Earlier this month, we discussed how basting stitches contribute to better embroidery. Today, I am going to show you how you can use basting stitches to help line up projects that you have to hoop multiple times, like quilting motifs.
Basting boxes are one of the most visual ways to ensure your designs are going to stitch exactly where you want them.
A couple of years ago, I was asked to participate in a Farmhouse Sentiments stitch-along sponsored by Baby Lock and Designs in Machine Embroidery. One part of the wall hanging used woodgrain designs. I decided to use them to quilt my borders, requiring six total hoopings. That can be a nightmare, especially since the woodgrain designs are nested against one another.
I started by positioning and combining three of four woodgrain designs for my largest hoop using Embrilliance software.

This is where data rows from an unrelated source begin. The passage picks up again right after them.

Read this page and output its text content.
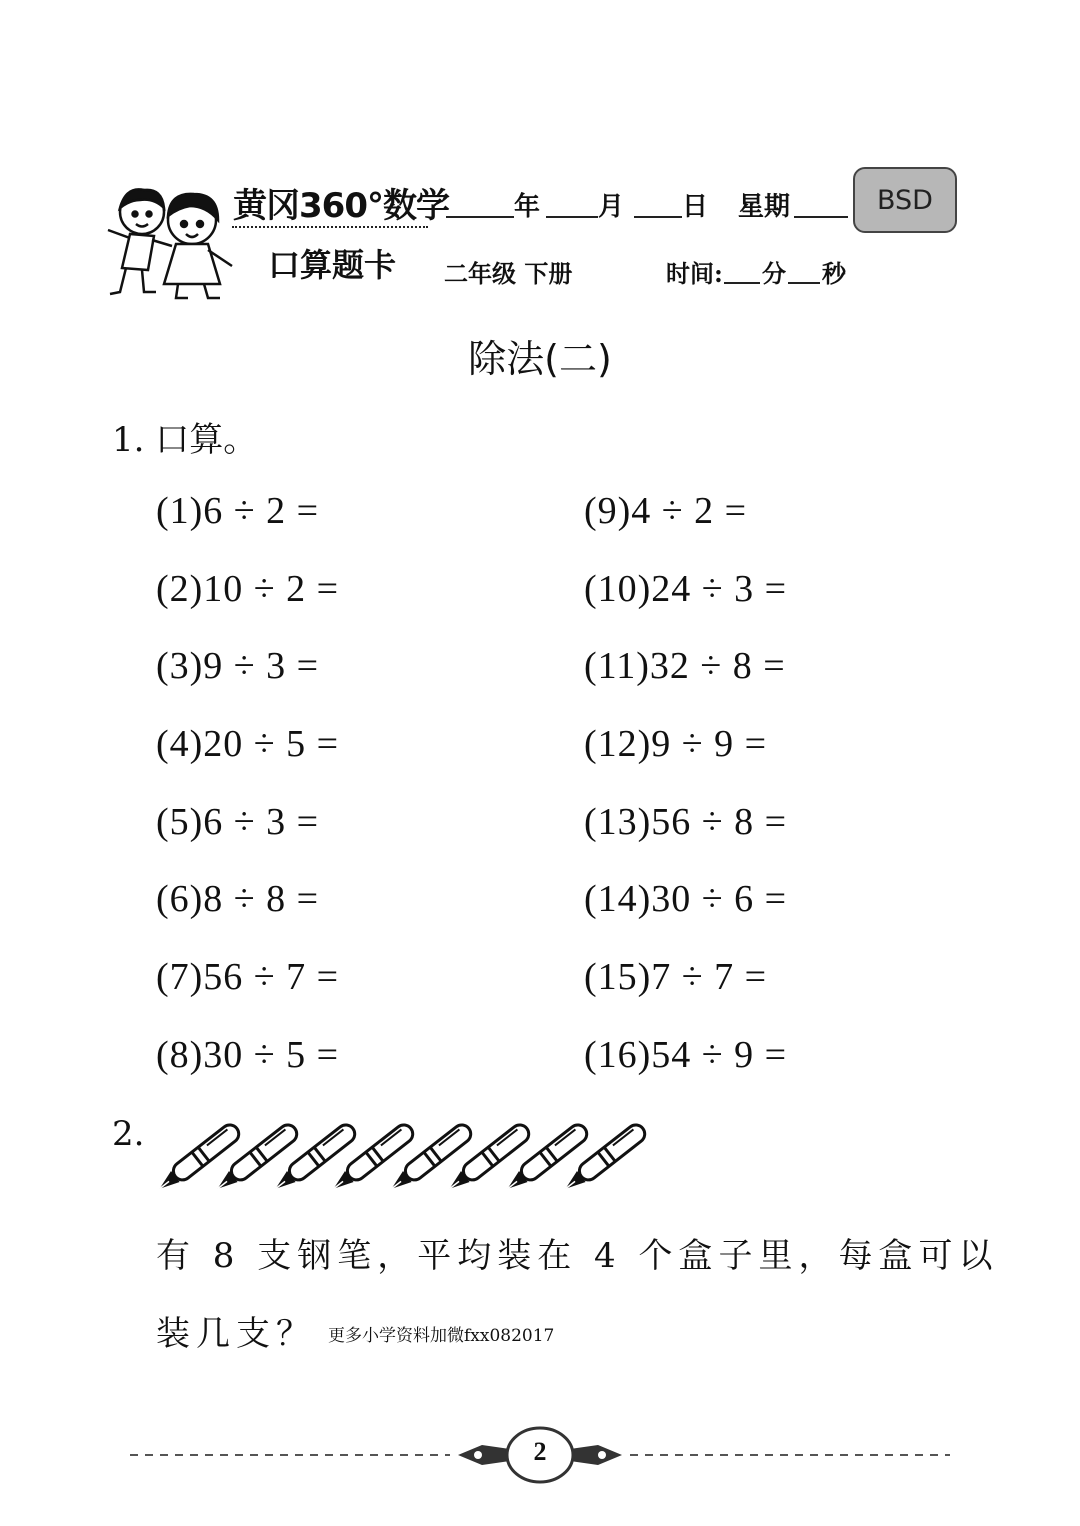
黄冈360°数学
口算题卡
年 月 日 星期	BSD
二年级 下册	时间: 分 秒
除法(二)
1. 口算。
(1)6 ÷ 2 =
(2)10 ÷ 2 =
(3)9 ÷ 3 =
(4)20 ÷ 5 =
(5)6 ÷ 3 =
(6)8 ÷ 8 =
(7)56 ÷ 7 =
(8)30 ÷ 5 =
(9)4 ÷ 2 =
(10)24 ÷ 3 =
(11)32 ÷ 8 =
(12)9 ÷ 9 =
(13)56 ÷ 8 =
(14)30 ÷ 6 =
(15)7 ÷ 7 =
(16)54 ÷ 9 =
2.
有 8 支钢笔，平均装在 4 个盒子里，每盒可以
装几支？ 更多小学资料加微fxx082017
2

Stitch a basting box of the combined woodgrain design on the stabilizer. Remove the hoop and stick thumbtacks up from behind the hooped stabilizer at the top and bottom corners that butt up against the inner seam of the border. Press the top inner edge of the border, at the seam, over the top thumbtack. Smooth the border out and push it over the second thumbtack.
Secure the border in the hoop with spray adhesive and remove the thumb tacks. Now, put the hoop back on the machine and baste the design to the hooped stabilizer. If it is straight, stitch out the rest of the embroidery. If not, just clip basting stitches and start over.
The basting box allows you to see if your initial hooping is straight before you stitch.
Since the edges of the woodgrain designs were jagged, the basting box also helped me see if I had the next set of woodgrain aligned properly when it was time to stitch the fourth woodgrain section.
Rotate and continue along the next border.
Keep the basting boxes in place until the piece is done. It helps keep the fabric and batting from shifting.